China hasn’t won yet
The rising power is squaring up to the west. But it could still be undone by its top-down model
George Magnus
Last issue: the China question
Away from the daily news about America’s spats with China over trade and technology, we know one thing at least: the world’s two biggest economies are locking horns for the foreseeable future and, like it or not, the rest of us will be drawn in. We are witnessing a sharp divergence in the ways of the world. On one side is China’s model of authoritarian state capitalism in a Leninist structure with the Communist Party at its heart. On the other, a western model still not fully recovered from the financial crisis, but one based on liberty, individual freedom, and the rule of law.

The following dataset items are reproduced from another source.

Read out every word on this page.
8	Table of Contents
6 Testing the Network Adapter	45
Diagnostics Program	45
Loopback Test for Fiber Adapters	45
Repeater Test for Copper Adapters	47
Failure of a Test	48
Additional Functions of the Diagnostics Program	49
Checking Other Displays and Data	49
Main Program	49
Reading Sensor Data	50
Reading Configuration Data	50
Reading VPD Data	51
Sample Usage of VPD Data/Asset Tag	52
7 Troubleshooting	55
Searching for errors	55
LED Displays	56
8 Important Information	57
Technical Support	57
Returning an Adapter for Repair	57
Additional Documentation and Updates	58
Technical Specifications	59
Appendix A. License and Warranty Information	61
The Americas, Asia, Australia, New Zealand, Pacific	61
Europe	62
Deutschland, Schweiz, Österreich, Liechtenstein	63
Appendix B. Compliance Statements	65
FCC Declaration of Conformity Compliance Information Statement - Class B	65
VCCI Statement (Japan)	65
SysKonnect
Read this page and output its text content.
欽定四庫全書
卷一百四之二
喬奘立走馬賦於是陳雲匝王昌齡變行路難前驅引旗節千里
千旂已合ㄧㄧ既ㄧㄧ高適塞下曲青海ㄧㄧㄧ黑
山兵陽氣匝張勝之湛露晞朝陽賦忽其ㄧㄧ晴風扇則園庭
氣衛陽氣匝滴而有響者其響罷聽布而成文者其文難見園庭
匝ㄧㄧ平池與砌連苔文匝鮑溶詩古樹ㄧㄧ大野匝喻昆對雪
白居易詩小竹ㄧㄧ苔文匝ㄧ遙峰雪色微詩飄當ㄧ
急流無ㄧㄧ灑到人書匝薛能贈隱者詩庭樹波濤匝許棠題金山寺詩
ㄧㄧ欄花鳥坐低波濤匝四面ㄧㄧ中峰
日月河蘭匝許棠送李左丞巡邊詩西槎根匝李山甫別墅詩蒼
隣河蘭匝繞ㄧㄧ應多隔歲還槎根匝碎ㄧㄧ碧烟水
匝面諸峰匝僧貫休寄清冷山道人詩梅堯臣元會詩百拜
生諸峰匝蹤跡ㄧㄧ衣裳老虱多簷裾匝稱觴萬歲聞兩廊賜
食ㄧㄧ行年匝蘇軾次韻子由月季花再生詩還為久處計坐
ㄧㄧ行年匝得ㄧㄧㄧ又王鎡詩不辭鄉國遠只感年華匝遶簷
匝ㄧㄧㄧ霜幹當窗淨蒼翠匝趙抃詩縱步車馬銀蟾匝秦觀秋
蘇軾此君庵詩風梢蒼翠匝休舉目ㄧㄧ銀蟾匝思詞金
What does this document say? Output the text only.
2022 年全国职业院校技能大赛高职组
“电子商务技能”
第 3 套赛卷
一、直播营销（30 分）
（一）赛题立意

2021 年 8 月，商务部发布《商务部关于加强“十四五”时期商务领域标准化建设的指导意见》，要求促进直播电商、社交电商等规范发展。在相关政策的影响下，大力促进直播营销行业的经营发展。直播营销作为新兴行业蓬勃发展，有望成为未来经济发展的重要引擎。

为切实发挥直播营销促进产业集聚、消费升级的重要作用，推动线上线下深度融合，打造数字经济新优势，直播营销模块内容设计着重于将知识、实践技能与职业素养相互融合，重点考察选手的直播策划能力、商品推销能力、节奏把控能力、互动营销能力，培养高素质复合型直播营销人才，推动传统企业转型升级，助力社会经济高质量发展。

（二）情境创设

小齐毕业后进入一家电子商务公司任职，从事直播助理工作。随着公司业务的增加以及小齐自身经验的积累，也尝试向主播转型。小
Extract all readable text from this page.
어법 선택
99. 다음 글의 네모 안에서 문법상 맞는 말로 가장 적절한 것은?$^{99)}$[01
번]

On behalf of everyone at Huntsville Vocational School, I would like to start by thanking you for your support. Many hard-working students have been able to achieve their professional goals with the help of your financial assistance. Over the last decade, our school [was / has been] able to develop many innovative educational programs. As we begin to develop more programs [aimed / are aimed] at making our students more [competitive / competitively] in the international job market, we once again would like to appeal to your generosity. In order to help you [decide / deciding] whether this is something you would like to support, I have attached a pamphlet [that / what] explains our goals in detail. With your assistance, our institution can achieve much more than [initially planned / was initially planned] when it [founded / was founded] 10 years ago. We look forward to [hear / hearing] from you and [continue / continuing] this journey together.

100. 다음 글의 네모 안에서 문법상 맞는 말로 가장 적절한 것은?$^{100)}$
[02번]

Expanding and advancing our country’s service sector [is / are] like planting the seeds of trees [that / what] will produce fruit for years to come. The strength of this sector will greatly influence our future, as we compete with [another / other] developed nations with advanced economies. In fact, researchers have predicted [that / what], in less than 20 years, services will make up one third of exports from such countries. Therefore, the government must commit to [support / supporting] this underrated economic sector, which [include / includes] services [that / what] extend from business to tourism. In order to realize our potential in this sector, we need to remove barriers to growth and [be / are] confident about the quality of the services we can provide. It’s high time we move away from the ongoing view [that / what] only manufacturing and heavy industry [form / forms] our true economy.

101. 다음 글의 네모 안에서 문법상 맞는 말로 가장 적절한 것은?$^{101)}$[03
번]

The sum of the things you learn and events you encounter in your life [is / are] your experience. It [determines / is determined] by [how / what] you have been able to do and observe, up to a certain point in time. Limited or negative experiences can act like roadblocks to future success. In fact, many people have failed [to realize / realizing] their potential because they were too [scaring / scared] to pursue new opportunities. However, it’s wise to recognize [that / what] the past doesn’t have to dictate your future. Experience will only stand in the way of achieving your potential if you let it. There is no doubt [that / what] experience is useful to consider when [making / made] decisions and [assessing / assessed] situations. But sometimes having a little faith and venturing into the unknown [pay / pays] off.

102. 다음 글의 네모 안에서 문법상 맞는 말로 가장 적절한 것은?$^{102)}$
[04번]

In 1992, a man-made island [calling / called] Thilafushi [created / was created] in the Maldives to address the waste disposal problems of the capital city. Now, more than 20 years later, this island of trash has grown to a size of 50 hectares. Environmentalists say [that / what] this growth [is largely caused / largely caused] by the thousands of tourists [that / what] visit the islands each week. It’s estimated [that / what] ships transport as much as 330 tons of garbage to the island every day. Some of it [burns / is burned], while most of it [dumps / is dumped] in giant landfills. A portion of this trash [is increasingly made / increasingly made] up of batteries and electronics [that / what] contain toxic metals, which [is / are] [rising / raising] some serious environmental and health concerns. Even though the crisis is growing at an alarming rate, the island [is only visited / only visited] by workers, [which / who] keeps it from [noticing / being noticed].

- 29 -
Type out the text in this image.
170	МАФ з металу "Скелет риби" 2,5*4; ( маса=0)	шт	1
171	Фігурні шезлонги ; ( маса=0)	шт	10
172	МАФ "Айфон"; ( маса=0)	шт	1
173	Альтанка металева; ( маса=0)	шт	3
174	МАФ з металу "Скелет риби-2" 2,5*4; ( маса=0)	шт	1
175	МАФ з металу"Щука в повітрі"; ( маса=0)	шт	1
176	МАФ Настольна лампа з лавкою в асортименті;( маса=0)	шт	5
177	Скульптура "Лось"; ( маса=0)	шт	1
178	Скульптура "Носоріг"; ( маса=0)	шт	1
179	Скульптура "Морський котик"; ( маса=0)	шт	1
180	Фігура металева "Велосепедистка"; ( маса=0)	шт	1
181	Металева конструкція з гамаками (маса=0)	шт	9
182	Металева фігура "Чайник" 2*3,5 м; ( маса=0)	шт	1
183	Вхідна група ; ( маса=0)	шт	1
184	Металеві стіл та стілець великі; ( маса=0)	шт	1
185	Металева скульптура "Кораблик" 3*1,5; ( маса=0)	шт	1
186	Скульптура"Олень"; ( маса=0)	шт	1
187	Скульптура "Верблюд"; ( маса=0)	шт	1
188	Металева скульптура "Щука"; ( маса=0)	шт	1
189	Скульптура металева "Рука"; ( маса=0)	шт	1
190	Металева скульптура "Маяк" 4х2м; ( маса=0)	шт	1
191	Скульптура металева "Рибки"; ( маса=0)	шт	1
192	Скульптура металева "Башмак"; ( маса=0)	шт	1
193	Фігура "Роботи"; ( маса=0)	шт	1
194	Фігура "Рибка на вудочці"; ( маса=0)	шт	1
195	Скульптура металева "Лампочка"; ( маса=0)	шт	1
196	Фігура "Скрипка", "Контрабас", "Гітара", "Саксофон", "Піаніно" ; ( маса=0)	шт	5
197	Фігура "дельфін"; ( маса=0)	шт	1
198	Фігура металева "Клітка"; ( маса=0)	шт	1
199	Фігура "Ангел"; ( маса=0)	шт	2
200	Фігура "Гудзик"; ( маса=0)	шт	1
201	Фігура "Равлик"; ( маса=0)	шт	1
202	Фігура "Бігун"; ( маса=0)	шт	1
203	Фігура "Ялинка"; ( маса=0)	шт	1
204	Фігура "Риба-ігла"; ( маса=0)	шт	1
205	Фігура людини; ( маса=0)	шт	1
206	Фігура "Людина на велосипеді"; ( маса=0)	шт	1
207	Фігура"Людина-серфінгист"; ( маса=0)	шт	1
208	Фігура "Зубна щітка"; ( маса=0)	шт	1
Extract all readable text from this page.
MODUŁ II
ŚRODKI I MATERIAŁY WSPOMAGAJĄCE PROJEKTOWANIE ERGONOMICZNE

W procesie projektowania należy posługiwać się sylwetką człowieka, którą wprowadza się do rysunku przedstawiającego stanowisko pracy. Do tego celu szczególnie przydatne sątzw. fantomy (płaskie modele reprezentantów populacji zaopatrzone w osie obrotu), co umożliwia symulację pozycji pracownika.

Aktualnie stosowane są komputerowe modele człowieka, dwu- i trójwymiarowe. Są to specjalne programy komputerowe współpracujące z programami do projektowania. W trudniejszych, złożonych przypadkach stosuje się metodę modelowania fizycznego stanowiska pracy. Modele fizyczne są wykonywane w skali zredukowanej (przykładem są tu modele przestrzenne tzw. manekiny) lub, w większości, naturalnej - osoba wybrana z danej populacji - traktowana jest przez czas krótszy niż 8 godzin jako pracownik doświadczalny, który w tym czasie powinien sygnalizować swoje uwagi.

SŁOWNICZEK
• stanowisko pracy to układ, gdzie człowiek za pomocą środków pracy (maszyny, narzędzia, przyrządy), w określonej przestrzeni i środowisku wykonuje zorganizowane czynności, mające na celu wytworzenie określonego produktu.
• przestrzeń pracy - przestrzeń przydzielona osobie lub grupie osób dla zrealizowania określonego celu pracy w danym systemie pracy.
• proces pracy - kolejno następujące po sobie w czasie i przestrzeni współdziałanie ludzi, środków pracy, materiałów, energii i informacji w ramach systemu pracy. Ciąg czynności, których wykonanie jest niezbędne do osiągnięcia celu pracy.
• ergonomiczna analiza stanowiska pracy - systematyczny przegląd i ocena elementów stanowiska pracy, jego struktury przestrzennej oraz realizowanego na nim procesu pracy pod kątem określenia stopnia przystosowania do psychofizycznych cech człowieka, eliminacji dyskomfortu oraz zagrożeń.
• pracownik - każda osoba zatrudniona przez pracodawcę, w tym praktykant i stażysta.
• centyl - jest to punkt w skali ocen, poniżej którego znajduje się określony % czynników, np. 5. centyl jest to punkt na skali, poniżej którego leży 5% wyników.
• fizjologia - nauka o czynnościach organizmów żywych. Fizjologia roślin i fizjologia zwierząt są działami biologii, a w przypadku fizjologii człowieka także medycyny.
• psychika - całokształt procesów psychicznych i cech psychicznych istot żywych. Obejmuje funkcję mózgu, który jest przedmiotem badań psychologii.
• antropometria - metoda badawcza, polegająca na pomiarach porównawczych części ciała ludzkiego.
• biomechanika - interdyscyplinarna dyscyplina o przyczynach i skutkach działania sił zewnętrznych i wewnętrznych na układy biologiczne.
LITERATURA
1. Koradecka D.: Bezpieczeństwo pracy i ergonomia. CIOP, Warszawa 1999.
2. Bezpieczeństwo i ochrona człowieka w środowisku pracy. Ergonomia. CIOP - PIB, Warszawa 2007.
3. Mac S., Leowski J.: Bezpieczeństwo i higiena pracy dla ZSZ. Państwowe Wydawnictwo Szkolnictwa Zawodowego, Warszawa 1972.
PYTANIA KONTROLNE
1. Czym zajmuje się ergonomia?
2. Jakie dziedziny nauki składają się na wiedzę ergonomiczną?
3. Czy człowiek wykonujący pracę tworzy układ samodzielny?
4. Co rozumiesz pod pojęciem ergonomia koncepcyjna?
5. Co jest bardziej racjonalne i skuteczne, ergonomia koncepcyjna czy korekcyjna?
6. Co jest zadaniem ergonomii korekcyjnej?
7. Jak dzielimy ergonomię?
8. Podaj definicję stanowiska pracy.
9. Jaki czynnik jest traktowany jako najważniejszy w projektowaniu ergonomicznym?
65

In last month’s Prospect, Kerry Brown assessed Australia’s challenging relationship with China and described a country caught between Beijing’s interference and Donald Trump’s weakening commitment to Canberra. Brown’s conclusion—Britain should set the terms for its engagement with China, unless it wants Beijing to do so unilaterally. Isabel Hilton’s article, also last month, considered the ways in which “Xi Jinping Thought” has permeated Chinese media, society, business and commerce. As the Party tries to persuade other countries to follow its political and cultural model, often by clandestine methods, she wonders whether we have even started to think of the consequences should it succeed.